狼陛下と仮初めの王妃



刺繍途中の針をハンカチに縫い留め、コレットは立ち上がってカーテンを開けてみた。

外は月もなく星も見えず真っ暗で、どうやら空一面雲が覆っている様子。

窓を開けてみれば、霧のように細かい雨がガルナシア城を濡らしていた。

なんとなく手を伸ばしてみると、さわさわとやさしく撫でるように濡らす雨が肌に心地よく感じる。

夕暮れまでは晴れていたのに、いつから降っていたのか。

牧場で暮らしているときは、急に降ってきた雨に濡れることも多かったけれど、城で暮らしている限りは雨に濡れることもない。

自然を感じることが少なくなってしまった。

そんな寂しさを感じながら腕を雨に濡らしていると、白いものがコレットの目の端を掠めてハッとする。

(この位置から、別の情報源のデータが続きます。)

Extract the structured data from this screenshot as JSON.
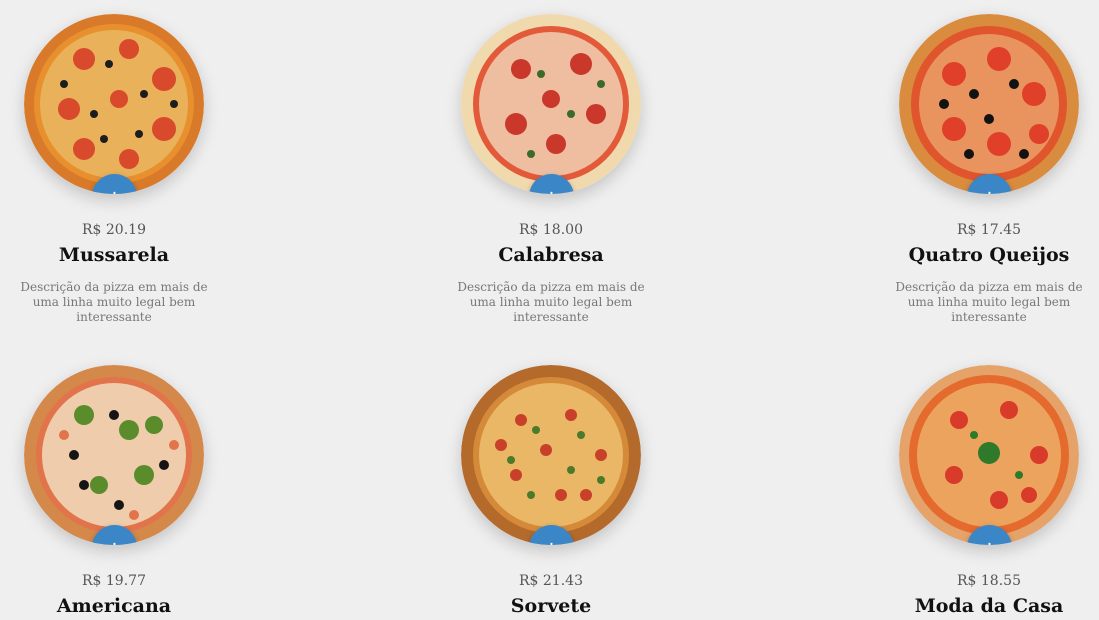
{
  "pizzas": [
    {
      "name": "Mussarela",
      "price": "R$ 20.19",
      "desc": "Descrição da pizza em mais de uma linha muito legal bem interessante",
      "add_label": "+",
      "crust": "#d9792a",
      "sauce": "#e8902e",
      "cheese": "#eab15b",
      "topping": "#d84a2b",
      "topping2": "#1d1d1d"
    },
    {
      "name": "Calabresa",
      "price": "R$ 18.00",
      "desc": "Descrição da pizza em mais de uma linha muito legal bem interessante",
      "add_label": "+",
      "crust": "#f1d9ae",
      "sauce": "#e35a3a",
      "cheese": "#f3e0c4",
      "topping": "#c9382a",
      "topping2": "#3a6b2a"
    },
    {
      "name": "Quatro Queijos",
      "price": "R$ 17.45",
      "desc": "Descrição da pizza em mais de uma linha muito legal bem interessante",
      "add_label": "+",
      "crust": "#d98b3e",
      "sauce": "#e0552c",
      "cheese": "#f1c98a",
      "topping": "#e0402a",
      "topping2": "#121212"
    },
    {
      "name": "Americana",
      "price": "R$ 19.77",
      "desc": "",
      "add_label": "+",
      "crust": "#d4884a",
      "sauce": "#e2744b",
      "cheese": "#f2e3c4",
      "topping": "#5b8c2c",
      "topping2": "#151515"
    },
    {
      "name": "Sorvete",
      "price": "R$ 21.43",
      "desc": "",
      "add_label": "+",
      "crust": "#b46a2a",
      "sauce": "#d58a3a",
      "cheese": "#e9b765",
      "topping": "#c8402a",
      "topping2": "#4b7a2a"
    },
    {
      "name": "Moda da Casa",
      "price": "R$ 18.55",
      "desc": "",
      "add_label": "+",
      "crust": "#e5a36a",
      "sauce": "#e46a2d",
      "cheese": "#f0c27a",
      "topping": "#d93b2a",
      "topping2": "#2f7a2a"
    }
  ]
}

それは陛下の腕で、細い腕と並べるようにして窓の外に延ばされており、もう一方の腕は華奢な体をしっかりと捕まえていた。

背中がぬくもりに包まれて、彼の使う石鹸の香りがコレットの鼻をくすぐる。

胸の下にある腕に、トクトクと高鳴る鼓動が伝わってしまいそうでよけたくなる。

けれど、強すぎずかといって弱くもない絶妙な力加減は、ときめきとともに安心感も与えてくる。

そんな相反する気持ちに戸惑いを感じていると、陛下はぽつりと言った。